Statistician Ron Wasserstein agrees that there is a right way and a wrong way to use statistical tools. And that means those trying to replicate studies can also get it wrong, which was the concern of those psychologists defending their field.
Getting a different p value in a replication effort is not enough to discredit an existing study. Imagine, he said, you are trying to replicate a study that showed that cats gained weight eating Brand X cat food. The original result shows the cats got fatter, with only a 2 percent chance that this happened by chance. A new study also shows they got fatter, but with 6 percent odds that it’s by chance.
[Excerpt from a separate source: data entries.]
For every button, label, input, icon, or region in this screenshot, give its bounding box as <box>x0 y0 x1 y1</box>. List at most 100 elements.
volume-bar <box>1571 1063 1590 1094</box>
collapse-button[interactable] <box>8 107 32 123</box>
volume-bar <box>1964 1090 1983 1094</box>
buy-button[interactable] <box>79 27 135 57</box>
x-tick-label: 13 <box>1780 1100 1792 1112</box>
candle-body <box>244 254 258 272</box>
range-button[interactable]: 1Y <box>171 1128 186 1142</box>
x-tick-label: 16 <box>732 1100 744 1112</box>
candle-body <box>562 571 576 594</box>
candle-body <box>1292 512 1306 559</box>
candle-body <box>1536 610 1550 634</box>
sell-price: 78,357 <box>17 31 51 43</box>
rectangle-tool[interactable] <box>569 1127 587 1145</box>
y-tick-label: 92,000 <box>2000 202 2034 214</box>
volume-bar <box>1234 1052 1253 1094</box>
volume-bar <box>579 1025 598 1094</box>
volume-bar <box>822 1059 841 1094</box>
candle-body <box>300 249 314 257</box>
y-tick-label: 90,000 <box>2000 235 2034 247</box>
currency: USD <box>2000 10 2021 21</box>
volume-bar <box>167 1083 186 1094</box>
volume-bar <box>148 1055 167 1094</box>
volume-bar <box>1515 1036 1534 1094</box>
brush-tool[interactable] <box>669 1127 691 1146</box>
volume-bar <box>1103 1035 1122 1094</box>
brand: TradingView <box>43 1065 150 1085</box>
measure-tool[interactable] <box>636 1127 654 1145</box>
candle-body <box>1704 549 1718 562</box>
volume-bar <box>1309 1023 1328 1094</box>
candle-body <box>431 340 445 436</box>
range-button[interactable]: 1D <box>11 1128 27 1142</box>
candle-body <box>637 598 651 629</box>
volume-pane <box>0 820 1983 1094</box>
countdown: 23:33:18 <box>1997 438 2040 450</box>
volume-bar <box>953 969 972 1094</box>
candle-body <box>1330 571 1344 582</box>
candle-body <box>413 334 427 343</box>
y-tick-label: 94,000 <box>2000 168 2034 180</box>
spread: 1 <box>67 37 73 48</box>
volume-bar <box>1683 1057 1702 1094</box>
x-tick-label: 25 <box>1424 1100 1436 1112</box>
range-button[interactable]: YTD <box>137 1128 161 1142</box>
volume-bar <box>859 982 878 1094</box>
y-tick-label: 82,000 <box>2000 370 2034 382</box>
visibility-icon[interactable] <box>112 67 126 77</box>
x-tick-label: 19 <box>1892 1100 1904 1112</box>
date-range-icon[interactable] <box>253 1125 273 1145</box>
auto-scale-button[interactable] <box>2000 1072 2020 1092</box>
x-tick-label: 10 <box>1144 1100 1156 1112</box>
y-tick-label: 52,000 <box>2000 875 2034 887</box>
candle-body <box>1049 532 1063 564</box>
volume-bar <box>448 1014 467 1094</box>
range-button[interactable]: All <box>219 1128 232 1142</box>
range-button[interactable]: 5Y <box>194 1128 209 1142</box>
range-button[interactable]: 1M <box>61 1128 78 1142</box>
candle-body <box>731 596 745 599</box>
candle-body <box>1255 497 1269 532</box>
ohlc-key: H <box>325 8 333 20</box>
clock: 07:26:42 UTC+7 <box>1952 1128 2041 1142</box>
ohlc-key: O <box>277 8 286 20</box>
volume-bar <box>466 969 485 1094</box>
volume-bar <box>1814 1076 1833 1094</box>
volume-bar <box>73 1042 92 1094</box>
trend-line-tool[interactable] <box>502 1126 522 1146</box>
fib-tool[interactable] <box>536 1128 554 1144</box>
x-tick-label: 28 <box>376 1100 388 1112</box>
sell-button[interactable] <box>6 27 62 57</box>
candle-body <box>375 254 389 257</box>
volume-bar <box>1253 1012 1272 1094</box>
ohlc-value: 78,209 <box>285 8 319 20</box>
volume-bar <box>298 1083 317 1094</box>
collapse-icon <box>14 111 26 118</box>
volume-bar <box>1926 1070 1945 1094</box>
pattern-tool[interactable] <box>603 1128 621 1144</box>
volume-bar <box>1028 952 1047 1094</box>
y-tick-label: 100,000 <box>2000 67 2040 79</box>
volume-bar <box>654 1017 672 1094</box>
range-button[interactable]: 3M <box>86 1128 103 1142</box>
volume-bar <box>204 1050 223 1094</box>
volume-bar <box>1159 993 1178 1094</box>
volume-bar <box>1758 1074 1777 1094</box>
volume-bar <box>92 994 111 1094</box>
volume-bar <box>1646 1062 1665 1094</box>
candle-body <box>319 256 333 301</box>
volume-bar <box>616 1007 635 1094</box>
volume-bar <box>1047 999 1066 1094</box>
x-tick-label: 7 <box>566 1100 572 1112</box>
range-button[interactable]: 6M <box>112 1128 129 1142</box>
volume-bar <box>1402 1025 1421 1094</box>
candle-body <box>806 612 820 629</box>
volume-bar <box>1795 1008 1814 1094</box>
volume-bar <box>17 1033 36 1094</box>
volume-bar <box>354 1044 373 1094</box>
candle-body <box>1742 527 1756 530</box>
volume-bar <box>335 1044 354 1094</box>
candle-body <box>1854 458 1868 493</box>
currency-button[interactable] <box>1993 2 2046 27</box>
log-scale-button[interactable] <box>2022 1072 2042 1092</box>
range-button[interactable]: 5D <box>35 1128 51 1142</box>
Is it fair to call the original experiment a failure because the second result missed the 5-percent p-value cutoff? Should we assume that Brand X is not fattening? There’s not enough information to draw a conclusion either way, Wasserstein said. To get an an answer you’d also want to know the size of the effect. Did the cats gain pounds or ounces? Did the cats eat more of the food because it tasted good, or was it more fattening per bowl? Statistical significance has to be weighed alongside other factors.
Science is a way of seeing the world more as it is, and less as we’d like it to be. Statistical techniques were invented by people who dreamed that the power of physics and chemistry might extend to a world of previously unpredictable phenomena, including human behavior. There may yet be something to it, once people work out the kinks.